Страница 152
Содержание
МИРОВАЯ ЛИТЕРАТУРА И ИСКУССТВО
Хуан не проронил больше ни слова, он сделался землисто-серым:
серыми стали руки, лицо. Он снова сел и уставился округлившимися
глазами в пол. Том был добряк, он попытался взять мальчика за руку, но тот
яростно вырвался, лицо его исказила гримаса.
– Оставь его, – сказал я Тому. – Ты же видишь, он сейчас
разревется.
Том послушался с неохотой: ему хотелось как-то приласкать парнишку –
это отвлекло бы его от мыслей о собственной участи. Меня раздражали оба.
Раньше я никогда не думал о смерти – не было случая, но теперь мне ничего не
оставалось, как задуматься о том, что меня ожидает.
– Послушай, – спросил Том, – ты хоть кого-нибудь из них ухлопал?
Я промолчал. Том принялся расписывать, как он подстрелил с начала
августа шестерых. Он определенно не отдавал себе отчета в сложившемся
положении, и я прекрасно видел, что он этого не хочет. Да и сам я покуда
толком не осознавал случившегося, однако я уже думал о том, больно ли
умирать, и чувствовал, как град жгучих пуль проходит сквозь мое тело. И
все же эти ощущения явно не касались сути. Но тут я мог не волноваться:
для ее уяснения впереди была целая ночь. И вдруг Том замолчал. Я искоса
взглянул на него и увидел, что и он посерел. Он был жалок, и я подумал: «Ну
вот, начинается!»
Как воспринимает окружающих его людей Пабло? Что можно сказать о
характере главного героя по этому отрывку? С чего начинаются его
размышления о смерти?
2.
«Я поежился и взглянул на своих товарищей. Том сидел, упрятав
лицо в ладони, я видел только его белый тучный загривок. Маленькому
Хуану становилось все хуже: рот его был полуоткрыт, ноздри вздрагивали.

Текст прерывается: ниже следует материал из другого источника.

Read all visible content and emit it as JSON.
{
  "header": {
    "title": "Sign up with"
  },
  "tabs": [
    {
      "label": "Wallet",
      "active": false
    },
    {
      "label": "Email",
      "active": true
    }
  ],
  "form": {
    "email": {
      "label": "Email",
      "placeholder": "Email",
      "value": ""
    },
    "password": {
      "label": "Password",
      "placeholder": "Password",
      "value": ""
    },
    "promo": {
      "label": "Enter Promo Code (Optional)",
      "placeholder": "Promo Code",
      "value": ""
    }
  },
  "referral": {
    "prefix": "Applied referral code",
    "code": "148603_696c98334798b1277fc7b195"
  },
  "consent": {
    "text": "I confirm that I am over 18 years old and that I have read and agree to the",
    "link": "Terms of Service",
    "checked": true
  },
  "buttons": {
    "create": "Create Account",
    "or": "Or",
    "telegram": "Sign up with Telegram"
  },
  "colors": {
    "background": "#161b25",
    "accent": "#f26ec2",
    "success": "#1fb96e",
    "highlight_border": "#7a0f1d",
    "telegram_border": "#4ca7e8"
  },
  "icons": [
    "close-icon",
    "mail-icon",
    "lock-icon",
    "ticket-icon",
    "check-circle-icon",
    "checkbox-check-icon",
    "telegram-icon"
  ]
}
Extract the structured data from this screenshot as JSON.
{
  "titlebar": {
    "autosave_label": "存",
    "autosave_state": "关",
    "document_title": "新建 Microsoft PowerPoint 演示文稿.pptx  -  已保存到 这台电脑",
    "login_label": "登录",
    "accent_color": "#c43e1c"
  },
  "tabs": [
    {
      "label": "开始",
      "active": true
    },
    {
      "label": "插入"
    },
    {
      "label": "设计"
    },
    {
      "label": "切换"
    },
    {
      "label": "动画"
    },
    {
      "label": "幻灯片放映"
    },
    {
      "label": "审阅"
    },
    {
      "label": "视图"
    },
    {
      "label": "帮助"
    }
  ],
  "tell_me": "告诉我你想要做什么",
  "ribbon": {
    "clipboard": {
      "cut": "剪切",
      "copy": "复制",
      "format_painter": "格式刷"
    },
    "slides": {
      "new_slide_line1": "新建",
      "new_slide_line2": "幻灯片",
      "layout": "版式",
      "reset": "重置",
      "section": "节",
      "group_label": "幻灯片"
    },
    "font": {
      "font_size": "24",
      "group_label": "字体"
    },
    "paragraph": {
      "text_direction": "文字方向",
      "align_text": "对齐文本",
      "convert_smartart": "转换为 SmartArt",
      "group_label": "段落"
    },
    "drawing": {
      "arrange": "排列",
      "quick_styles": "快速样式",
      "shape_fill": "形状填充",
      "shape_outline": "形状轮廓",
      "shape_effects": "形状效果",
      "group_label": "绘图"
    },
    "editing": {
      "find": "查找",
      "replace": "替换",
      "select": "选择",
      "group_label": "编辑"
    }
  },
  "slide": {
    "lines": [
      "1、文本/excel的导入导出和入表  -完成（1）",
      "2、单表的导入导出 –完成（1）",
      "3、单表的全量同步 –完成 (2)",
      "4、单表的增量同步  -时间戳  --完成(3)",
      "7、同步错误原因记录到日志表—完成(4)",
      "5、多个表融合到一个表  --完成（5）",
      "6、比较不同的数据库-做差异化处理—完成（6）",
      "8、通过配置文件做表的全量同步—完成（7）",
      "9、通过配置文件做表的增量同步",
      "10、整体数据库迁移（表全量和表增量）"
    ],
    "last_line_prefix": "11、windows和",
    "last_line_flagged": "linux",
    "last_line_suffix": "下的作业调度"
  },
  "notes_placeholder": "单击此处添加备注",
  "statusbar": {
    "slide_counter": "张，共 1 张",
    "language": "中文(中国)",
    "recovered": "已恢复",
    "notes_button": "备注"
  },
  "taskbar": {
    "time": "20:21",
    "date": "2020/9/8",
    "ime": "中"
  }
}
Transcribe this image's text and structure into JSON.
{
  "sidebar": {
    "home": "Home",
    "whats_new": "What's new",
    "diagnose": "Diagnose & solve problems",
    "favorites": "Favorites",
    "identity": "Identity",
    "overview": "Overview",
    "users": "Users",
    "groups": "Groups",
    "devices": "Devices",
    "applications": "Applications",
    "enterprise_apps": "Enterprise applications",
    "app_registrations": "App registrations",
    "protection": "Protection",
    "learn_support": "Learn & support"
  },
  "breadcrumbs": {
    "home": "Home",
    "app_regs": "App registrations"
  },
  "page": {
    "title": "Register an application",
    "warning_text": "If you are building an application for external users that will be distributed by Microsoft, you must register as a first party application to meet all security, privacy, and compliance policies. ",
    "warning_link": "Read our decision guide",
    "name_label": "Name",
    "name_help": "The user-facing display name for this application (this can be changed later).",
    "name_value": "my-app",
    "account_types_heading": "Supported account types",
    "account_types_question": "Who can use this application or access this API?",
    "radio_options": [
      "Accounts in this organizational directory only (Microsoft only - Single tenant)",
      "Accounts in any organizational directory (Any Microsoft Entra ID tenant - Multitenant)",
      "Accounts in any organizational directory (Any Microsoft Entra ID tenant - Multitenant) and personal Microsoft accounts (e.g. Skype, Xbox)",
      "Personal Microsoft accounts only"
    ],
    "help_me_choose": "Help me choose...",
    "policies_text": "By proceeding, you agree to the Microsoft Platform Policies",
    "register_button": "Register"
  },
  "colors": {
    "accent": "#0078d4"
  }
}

Бельгиец подошел и положил ему руку на плечо: казалось, он хотел
мальчугана подбодрить, но глаза его оставались такими же ледяными. Его
рука украдкой скользнула вниз и замерла у кисти. Хуан не шевельнулся.
Бельгиец сжал ему запястье тремя пальцами, вид у него был отрешенный,
но при этом он слегка отступил, чтобы повернуться ко мне спиной. Я подался
вперед и увидел, что он вынул часы и, не отпуская руки, с минуту глядел на
них. Потом он отстранился, и рука Хуана безвольно упала. Бельгиец
прислонился к стене, затем, как если бы он вспомнил о чем-то важном, вынул
блокнот и что-то в нем записал. «Сволочь! – в бешенстве подумал я. – Пусть
только попробует щупать у меня пульс, я ему тут же харю разворочу». Он так
и не подошел ко мне, но когда я поднял голову, то поймал на себе его взгляд.
Я не отвел глаз. Каким-то безынтонационным голосом он сказал мне:
– Вы не находите, что тут прохладно?